17.08.2017 12:31 7 Redakcja

Miasto kupiło zbyt tanią karmę, sprawą zajmie się sąd

Zdjęcie ilustracyjne, źródło: pixabay.com

Wciąż trwa dyskusja na temat karmy, którą władze Wejherowa zakupiły dla bezdomnych zwierząt. Miejscy radni przerwali nawet urlopy, aby spotkać się na nadzwyczajnej sesji rady.

Celem nadzwyczajnego spotkania radnych było przegłosowanie kolejnej uchwały dotyczącej skargi fundacji „Burasek”. Odnosi się ona m.in. do jakości zakupionego dla zwierząt pożywienia. Sprawą zajmie się sąd.

Sesja odbyła się podczas tzw. długiego sierpniowego weekendu. Jak tłumaczył Bogdan Tokłowicz, przewodniczący wejherowskiej rady, członkowie fundacji „Burasek” są niezadowoleni z projektu uchwały dotyczącej ich skargi, dlatego do Wojewódzkiego Sądu Administracyjnego skierowano wniosek o zajęcie stanowiska w sprawie.

Chodzi o sprawę ciągnącą się już od kilku miesięcy, a dokładnie: o zażalenie na decyzję urzędu miasta o kupnie za miejskie pieniądze karmy dla bezpańskich zwierząt. Zdaniem przedstawicieli „Buraska”, magistrat zakupił zbyt tanie pożywienie, a tym samym – zbyt słabej jakości. Urzędnicy ustosunkowali się do skargi, ale kontrowersje wzbudził sposób jej rozpatrzenia.

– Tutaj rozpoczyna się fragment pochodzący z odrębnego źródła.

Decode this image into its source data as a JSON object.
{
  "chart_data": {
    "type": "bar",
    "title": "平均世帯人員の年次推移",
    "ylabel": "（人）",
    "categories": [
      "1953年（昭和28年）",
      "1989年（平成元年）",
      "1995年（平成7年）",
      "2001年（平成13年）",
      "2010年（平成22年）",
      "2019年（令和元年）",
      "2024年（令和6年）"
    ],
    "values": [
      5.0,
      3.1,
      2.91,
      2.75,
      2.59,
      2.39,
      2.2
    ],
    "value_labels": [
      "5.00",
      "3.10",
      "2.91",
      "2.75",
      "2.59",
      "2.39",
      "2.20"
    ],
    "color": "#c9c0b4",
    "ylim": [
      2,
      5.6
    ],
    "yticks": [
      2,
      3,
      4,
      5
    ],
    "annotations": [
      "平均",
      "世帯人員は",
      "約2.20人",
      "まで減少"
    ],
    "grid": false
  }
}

Skargę komisja rewizyjna rozpatrzyła w sześć minut – mówi Arkadiusz Szczygieł, radny z Wejherowa. - W tym czasie komisja przygotowała półtorej strony tekstu, przeprowadziła postępowanie dowodowe, oceniła tę sprawę i przegłosowała.

Jest to nieprawda – odbija piłeczkę Bogusław Suwara, sekretarz Urzędu Miasta Wejherowa. - Komisja pracuje nie tylko na swoich posiedzeniach. W sprawie karmy odbyła się długa dyskusja na komisji komunalnej. Po dyskusji przewodniczący komisji rewizyjnej miał wyrobione zdanie. Wraz z radcami prawnymi przygotował więc projekt uchwały i taki przedstawił. Był on jeszcze procedowany i zmieniany - zaznaczył.

Ostatecznie za przekazaniem skargi do Wojewódzkiego Sądu Administracyjnego zagłosowało jedenastu radnych, czterech było przeciw, a dwóch wstrzymało się od głosu.


Czytaj również:

Trwa Wczytywanie...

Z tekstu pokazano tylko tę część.